# LSTM Fine-Tuning for Stock Prediction (Dummy Data)

Notebook ini membangun baseline model LSTM dan skenario fine-tuning menggunakan data saham dummy yang realistis. Fokus: pipeline yang terstruktur, reproducible, dan evaluasi yang jelas.

In [None]:
import os, sys, warnings, json
import numpy as np
import pandas as pd
import matplotlib.pyplot as plt
import seaborn as sns
from datetime import datetime

import tensorflow as tf
from tensorflow.keras.models import Sequential
from tensorflow.keras.layers import LSTM, Dense, Dropout, BatchNormalization
from tensorflow.keras.optimizers import Adam
from tensorflow.keras.callbacks import EarlyStopping, ReduceLROnPlateau

from sklearn.preprocessing import MinMaxScaler

# Local imports
sys.path.append(os.getcwd())
from src.data_generator import generate_stock_data, create_time_series_features
from src.utils import calculate_metrics, plot_stock_predictions, plot_training_history, save_model_summary

warnings.filterwarnings('ignore')
plt.style.use('seaborn-v0_8')
plt.rcParams['figure.figsize'] = (12, 6)

print('TensorFlow:', tf.__version__)

In [None]:
# Config
SEED = 42
SOURCE_SEED = 101
TARGET_SEED = 202

SEQ_LEN = 60
BATCH_SIZE = 64
EPOCHS_BASELINE = 25
EPOCHS_PRETRAIN = 30
EPOCHS_FT_HEAD = 15
EPOCHS_FT_FULL = 10

LR_BASE = 1e-3
LR_FT = 1e-4
LR_FT_FULL = 5e-5

N_DAYS_SOURCE = 1500
N_DAYS_TARGET = 1000
SOURCE_START_PRICE = 100.0
TARGET_START_PRICE = 60.0
SOURCE_VOL = 0.015
TARGET_VOL = 0.025

TARGET_COL = 'Close'

OUT_DIR = 'notebooks'
MODEL_PATH = os.path.join(OUT_DIR, 'best_lstm_finetune_model.keras')
SUMMARY_PATH = os.path.join(OUT_DIR, 'best_lstm_finetune_model.txt')
METRICS_PATH = os.path.join(OUT_DIR, 'lstm_finetune_metrics.csv')

np.random.seed(SEED)
tf.random.set_seed(SEED)
os.makedirs(OUT_DIR, exist_ok=True)
print('Seeds set. Output dir:', OUT_DIR)

## Generate Dummy Data + Features

In [None]:
print('Generating source/target datasets...')
src_df = generate_stock_data(n_days=N_DAYS_SOURCE, start_price=SOURCE_START_PRICE, volatility=SOURCE_VOL, seed=SOURCE_SEED)
tgt_df = generate_stock_data(n_days=N_DAYS_TARGET, start_price=TARGET_START_PRICE, volatility=TARGET_VOL, seed=TARGET_SEED)

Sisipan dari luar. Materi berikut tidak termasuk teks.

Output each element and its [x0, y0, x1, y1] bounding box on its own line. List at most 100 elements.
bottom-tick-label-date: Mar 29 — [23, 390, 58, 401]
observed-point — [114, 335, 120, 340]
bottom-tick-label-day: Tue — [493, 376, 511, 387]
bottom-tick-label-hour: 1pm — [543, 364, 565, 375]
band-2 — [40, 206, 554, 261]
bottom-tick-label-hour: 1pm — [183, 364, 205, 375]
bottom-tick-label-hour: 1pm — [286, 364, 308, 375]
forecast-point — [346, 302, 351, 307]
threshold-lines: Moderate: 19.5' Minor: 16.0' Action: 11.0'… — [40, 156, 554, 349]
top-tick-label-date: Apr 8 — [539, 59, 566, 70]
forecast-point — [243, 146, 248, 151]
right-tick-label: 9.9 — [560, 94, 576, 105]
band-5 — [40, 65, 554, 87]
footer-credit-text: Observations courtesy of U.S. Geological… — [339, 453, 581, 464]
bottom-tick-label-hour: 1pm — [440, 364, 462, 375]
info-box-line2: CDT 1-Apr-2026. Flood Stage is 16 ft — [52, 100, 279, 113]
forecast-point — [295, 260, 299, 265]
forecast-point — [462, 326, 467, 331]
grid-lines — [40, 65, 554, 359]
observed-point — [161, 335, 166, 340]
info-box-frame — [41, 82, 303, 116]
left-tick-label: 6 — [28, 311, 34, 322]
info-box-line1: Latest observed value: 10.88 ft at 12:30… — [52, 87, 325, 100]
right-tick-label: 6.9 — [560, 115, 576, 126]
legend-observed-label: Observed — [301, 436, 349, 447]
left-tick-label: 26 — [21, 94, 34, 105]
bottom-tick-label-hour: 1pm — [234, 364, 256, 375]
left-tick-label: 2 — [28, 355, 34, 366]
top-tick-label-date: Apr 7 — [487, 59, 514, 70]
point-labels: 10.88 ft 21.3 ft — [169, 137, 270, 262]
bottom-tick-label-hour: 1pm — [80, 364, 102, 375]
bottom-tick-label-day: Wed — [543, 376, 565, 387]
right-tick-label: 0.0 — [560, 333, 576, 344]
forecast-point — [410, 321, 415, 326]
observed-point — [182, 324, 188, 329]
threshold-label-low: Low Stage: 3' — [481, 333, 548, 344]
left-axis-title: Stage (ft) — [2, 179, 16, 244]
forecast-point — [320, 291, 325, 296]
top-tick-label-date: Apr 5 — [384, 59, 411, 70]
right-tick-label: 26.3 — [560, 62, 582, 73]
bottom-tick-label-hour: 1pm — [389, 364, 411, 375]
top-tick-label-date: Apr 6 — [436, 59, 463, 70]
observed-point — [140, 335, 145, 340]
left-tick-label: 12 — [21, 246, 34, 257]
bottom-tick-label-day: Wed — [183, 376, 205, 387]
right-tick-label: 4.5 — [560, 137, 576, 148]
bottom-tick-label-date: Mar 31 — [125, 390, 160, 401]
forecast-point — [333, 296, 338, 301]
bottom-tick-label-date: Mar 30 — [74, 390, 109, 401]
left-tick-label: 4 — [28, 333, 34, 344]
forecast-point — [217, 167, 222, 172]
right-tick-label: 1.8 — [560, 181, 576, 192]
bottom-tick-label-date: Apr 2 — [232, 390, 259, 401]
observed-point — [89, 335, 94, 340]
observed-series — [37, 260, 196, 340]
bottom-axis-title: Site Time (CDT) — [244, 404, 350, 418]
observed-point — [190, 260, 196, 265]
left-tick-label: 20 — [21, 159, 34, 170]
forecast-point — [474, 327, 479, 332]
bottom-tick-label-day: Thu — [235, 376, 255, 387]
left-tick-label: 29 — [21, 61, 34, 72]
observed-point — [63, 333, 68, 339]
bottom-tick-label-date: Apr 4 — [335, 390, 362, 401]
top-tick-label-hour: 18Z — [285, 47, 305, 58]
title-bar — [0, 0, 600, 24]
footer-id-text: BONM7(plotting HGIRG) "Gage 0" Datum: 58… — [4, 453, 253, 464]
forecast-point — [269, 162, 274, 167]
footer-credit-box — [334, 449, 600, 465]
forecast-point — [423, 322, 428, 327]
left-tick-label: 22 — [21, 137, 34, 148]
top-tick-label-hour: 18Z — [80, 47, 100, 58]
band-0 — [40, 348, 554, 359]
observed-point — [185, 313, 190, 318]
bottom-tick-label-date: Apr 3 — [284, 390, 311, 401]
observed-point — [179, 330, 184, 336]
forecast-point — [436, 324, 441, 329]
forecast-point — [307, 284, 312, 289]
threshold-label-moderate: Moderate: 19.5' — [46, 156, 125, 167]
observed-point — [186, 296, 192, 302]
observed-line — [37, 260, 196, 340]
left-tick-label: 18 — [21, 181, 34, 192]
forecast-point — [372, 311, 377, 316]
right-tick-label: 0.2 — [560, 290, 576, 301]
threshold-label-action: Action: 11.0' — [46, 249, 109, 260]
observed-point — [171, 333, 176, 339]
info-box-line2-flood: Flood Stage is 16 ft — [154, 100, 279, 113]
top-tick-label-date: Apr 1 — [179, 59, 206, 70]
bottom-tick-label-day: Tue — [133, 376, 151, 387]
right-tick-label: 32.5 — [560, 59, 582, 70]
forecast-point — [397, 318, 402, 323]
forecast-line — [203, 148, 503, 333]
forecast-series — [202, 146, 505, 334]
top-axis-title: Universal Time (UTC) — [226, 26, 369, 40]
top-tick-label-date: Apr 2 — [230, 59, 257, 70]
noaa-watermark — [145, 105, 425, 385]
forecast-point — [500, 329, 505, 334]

src_df = create_time_series_features(src_df)
tgt_df = create_time_series_features(tgt_df)

def clean_features(df):
    df = df.copy()
    numeric_cols = df.select_dtypes(include=[np.number]).columns.tolist()
    df = df[numeric_cols].dropna()
    return df

src_df_clean = clean_features(src_df)
tgt_df_clean = clean_features(tgt_df)

print(f'Source rows: {len(src_df_clean)} | Target rows: {len(tgt_df_clean)}')
print('Feature columns:', list(src_df_clean.columns))

In [None]:
print(f"Source Close range: {src_df_clean['Close'].min():.2f} - {src_df_clean['Close'].max():.2f}")
print(f"Target Close range: {tgt_df_clean['Close'].min():.2f} - {tgt_df_clean['Close'].max():.2f}")
fig, ax = plt.subplots(1, 2, figsize=(14,4))
ax[0].plot(src_df_clean['Close'].values); ax[0].set_title('Source Close'); ax[0].grid(True)
ax[1].plot(tgt_df_clean['Close'].values); ax[1].set_title('Target Close'); ax[1].grid(True)
plt.tight_layout(); plt.show()

## Prepare Sequences (Train/Val/Test)

In [None]:
def build_sequences_scaled(df, target_col, seq_len, train_frac=0.7, val_frac=0.15):
    arr = df.values.astype('float32')
    cols = df.columns.tolist()
    target_idx = cols.index(target_col)
    n = len(arr)
    train_end = int(n * train_frac)
    scaler = MinMaxScaler()
    scaler.fit(arr[:train_end])
    scaled = scaler.transform(arr)
    X, y = [], []
    for i in range(seq_len, n):
        X.append(scaled[i-seq_len:i])
        y.append(scaled[i, target_idx])
    X = np.array(X, dtype='float32')
    y = np.array(y, dtype='float32')
    N = len(X)
    t_train = int(N * train_frac)
    t_val = int(N * val_frac)
    X_train, y_train = X[:t_train], y[:t_train]
    X_val, y_val = X[t_train:t_train+t_val], y[t_train:t_train+t_val]
    X_test, y_test = X[t_train+t_val:], y[t_train+t_val:]
    return (X_train, y_train, X_val, y_val, X_test, y_test, scaler, target_idx, cols)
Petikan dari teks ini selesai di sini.